The Baton Rouge African American Museum is entering a new era, with more resources, exhibits and square feet

There was a party in the streets of downtown last summer for the Baton Rouge African American Museum. Timed with Juneteenth, the festivities celebrated the museum’s official move to a new, larger home.

A brass band played, snoballs flowed and supporters of the museum carried items from its longtime location in a former shotgun house on South Boulevard to the new nearly 8,000-square-foot site at 805 St. Louis Street. And though things have been quieter for the museum since that jubilant day—it’s currently open by appointment only—the family behind it has been working hard to make the new site more interactive and educational.

Angela Machen and Jason Roberts, children of the late activist and BRAAM founder Sadie Roberts-Joseph, are spearheading the project.

“I see now how important this is to the community. It is not just about preserving our mother’s legacy,” Machen says. “It’s more than that. It’s filling a need. … It’s using history to build futures.”
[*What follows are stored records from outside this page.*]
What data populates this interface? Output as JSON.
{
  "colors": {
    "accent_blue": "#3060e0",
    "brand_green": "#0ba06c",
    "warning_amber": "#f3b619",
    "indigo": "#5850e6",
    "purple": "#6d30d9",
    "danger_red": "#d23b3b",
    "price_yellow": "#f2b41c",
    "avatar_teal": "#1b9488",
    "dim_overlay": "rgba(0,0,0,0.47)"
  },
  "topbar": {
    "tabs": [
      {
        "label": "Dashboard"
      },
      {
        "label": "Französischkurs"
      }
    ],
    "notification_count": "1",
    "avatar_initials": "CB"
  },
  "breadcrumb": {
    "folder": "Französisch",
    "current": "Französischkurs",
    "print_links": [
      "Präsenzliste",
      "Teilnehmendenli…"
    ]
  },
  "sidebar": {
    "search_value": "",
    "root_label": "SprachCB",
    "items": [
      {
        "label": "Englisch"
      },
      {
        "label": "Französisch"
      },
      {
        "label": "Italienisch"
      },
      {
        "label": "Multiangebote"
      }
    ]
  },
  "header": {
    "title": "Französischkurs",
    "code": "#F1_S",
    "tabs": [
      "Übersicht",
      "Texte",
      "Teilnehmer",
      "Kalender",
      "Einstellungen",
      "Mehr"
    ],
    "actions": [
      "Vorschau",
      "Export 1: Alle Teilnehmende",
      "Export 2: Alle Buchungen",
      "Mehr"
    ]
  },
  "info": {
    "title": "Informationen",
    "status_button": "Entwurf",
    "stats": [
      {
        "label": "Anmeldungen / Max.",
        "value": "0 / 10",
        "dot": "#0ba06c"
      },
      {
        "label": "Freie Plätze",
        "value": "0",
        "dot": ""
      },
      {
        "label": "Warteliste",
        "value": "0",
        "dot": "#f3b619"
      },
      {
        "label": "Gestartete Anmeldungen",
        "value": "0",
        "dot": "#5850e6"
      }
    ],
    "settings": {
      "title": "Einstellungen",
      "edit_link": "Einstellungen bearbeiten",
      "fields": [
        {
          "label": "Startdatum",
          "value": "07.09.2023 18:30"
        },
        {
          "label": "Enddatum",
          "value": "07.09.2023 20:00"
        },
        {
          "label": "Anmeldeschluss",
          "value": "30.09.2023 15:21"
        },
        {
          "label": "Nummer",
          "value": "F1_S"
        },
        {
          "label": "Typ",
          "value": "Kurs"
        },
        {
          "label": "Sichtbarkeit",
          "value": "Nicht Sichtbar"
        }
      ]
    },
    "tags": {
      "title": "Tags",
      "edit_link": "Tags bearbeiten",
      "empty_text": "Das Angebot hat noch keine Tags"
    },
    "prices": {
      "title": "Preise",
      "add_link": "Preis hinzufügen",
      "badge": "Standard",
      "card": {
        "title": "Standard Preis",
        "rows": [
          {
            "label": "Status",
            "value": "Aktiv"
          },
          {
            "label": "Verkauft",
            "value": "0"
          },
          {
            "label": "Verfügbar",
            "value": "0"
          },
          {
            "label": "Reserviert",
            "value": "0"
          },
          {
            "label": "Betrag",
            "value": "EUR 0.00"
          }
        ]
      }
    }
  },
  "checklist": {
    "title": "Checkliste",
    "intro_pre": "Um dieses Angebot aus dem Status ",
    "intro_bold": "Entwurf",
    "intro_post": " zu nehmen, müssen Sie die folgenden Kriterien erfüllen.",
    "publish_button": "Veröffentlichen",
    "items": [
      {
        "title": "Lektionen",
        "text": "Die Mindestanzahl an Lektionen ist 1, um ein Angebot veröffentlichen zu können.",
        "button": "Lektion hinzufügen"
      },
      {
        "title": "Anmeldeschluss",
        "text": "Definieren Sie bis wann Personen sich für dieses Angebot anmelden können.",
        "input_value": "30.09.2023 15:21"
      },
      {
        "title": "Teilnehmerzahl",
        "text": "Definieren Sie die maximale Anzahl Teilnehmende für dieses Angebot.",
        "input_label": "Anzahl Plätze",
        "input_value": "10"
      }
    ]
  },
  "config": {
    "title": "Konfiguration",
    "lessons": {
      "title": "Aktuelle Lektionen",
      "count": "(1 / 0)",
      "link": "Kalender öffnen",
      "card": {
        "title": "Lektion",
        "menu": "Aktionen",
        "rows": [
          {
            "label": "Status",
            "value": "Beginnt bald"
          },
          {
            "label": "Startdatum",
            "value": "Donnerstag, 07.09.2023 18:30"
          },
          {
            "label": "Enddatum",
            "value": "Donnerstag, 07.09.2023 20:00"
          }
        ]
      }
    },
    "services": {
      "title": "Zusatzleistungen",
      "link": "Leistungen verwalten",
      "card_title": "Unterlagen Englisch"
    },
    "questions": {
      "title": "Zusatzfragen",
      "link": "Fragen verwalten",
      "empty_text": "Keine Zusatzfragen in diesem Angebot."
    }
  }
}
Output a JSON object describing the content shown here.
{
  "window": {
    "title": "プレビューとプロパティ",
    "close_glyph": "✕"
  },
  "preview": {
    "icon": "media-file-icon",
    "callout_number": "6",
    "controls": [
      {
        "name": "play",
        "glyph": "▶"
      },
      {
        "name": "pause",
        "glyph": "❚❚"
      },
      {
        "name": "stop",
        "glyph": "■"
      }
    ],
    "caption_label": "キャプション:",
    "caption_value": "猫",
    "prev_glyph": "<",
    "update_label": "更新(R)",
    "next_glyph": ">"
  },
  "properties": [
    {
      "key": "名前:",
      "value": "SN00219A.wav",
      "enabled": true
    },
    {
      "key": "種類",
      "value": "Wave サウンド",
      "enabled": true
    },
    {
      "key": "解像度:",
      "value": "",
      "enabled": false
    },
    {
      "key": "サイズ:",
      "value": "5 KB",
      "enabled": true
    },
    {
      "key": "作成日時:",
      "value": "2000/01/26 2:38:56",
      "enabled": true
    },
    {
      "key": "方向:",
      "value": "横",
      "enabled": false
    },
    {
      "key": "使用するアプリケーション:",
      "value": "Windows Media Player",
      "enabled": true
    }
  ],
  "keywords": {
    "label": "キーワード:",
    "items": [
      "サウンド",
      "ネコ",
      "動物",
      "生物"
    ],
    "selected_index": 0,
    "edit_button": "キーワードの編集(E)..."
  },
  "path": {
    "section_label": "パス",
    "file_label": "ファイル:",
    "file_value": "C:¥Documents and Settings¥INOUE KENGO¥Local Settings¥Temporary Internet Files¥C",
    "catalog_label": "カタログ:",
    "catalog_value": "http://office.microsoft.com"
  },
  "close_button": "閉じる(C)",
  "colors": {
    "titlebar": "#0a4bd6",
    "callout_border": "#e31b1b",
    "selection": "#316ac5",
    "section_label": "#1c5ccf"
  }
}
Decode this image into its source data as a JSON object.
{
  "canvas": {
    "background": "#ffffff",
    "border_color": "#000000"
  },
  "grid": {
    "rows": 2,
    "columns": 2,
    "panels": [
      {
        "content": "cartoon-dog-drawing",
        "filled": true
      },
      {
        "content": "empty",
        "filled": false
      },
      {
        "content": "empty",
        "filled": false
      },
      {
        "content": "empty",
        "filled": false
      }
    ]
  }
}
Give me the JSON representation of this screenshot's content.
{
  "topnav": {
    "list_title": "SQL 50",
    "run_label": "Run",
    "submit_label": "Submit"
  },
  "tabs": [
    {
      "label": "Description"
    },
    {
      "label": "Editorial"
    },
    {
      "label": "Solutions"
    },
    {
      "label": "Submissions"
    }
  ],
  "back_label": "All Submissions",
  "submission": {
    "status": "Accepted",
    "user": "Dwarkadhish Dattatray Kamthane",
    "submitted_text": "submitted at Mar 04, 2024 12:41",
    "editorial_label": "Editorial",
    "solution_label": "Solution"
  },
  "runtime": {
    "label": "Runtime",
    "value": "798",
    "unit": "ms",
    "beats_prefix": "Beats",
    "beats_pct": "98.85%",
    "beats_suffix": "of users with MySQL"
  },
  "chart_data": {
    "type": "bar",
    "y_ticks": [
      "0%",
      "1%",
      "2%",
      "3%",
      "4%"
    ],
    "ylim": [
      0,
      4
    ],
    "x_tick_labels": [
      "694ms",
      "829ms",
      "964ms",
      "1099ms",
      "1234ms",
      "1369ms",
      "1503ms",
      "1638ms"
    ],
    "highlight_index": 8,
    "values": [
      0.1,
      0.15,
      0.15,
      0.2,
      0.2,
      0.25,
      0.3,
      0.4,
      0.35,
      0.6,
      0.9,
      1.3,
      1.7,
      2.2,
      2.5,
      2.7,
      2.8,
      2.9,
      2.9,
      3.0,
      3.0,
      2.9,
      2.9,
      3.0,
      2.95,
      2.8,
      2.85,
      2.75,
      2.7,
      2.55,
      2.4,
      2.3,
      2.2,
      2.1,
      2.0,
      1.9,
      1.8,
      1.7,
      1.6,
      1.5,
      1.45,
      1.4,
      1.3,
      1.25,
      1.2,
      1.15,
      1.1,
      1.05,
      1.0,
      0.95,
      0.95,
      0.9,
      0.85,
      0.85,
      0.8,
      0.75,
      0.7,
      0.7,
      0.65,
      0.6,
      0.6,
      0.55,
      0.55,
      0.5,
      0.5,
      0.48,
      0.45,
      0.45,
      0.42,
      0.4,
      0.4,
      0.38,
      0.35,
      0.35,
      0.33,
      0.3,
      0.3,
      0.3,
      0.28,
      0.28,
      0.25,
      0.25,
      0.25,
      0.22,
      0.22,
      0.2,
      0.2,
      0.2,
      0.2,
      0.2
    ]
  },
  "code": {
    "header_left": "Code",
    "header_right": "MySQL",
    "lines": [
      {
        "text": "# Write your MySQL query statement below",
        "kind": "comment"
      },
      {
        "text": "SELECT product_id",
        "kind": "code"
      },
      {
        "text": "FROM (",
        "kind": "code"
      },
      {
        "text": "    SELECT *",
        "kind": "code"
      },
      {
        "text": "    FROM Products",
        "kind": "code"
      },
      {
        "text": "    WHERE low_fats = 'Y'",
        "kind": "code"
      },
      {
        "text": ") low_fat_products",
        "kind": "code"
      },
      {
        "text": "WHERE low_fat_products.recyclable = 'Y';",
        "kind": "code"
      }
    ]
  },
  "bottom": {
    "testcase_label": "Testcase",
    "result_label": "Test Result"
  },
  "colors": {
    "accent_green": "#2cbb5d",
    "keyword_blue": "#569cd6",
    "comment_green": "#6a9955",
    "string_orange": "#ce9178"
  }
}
The full transformation of the museum will break ground as soon as this month, according to Machen and Roberts.

Student resource and small business centers are slated to launch this summer, along with history reading and recording rooms. There will be space to display rotating works from local artists. A bus from the Baton Rouge Bus Boycott that Roberts-Joseph acquired before her death will also be restored and worked into the design.

“She was relentless,” Machen says.

Machen and Roberts as grand marshals in the Krewe of Oshun parade. Courtesy Jason Roberts.

The museum’s history dates back to the ’90s, when Roberts-Joseph started showcasing a small exhibit at community centers and churches during Kwanzaa and Black History Month. It included posters and newspaper clippings gifted from Odell S. Williams, a retired school teacher who would sneak the items into classrooms to teach about Black Americans’ contributions during the segregation era.

“(Williams) didn’t feel as though any Black child could truly feel as though they were a part of the American story if they had never seen anyone who looked like them being shown as contributing to the American story,” Roberts says.

Over the years, interest in Roberts-Joseph’s collection grew and she continued to amass more artifacts, eventually moving the collection in 2001 to its former home, the Odell S. Williams Now And Then Museum of African American History.

Through her work, Roberts-Joseph also became close with now-Mayor Sharon Weston Broome, to whom she voiced her desire to one day move the museum to a larger, more prominent space downtown. After Roberts-Joseph was killed in 2019, Broome took action.

“After her passing, Mayor Broome took it upon herself to ensure that my mom’s wishes were met,” Roberts says.

The following year, the Metro Council agreed to move the museum into a former municipal building a few blocks from the Raising Cane’s River Center. BRAAM was also allotted $250,000 in Capital Outlay funds to transform the space.

Working with an architect and in phases, the initial renovation will open up the former office building to better display Roberts-Joseph’s collection.

“At the last location, everything was kind of pushed together because she was lacking space,” Roberts says. “So the new location will allow us more space to actually spread her collection out.”

The renovation will also open the museum up to an outdoor courtyard where Machen and Roberts envision hosting events with other nonprofits.

There are plans to add on a teaching kitchen soon, where African cooks can host demonstrations. The duo wants to build up to providing racial sensitivity training in the future, too.

Right now, Roberts and Machen are working to ensure they have the proper funding in place to get construction rolling and completed. They plan to launch a brick pavers fundraiser in the coming weeks.

“This is going to be a community effort,” Machen says. “This belongs to the community. It’s for the community.” braamuseum.org

What’s on display

A Bo Didley lifecast by Sharon McConnell Dickerson

A few of the cultural and historical artifacts visitors can find at BRAAM:

• African masks. Roberts says his mother’s collection of African masks is a major attraction for museum visitors. It includes masks from Gambia, Nigeria and Ghana.

• Bo Didley Lifecast. Artist Sharon McConnell Dickerson donated a lifecast of the legendary blues artist Bo Didley to Roberts-Joseph. Dickerson is a blind sculptor known for her collection of lifelike and specialized molds of legendary musicians.

• Centuries-old editions of The Baton Rouge Gazette. The museum features framed clippings from the long-defunct newspaper that show what life was like for enslaved people in Louisiana during the 1800s.

• A slave’s work pass. This historic artifact was used when an enslaved person was hired out, often to work at another plantation. They were required to wear passes at all times or faced punishment.

•A collection of periodicals featuring President Barack Obama. A large bookshelf features a display of magazines and books that celebrate the candidacy and inauguration of America’s first Black president.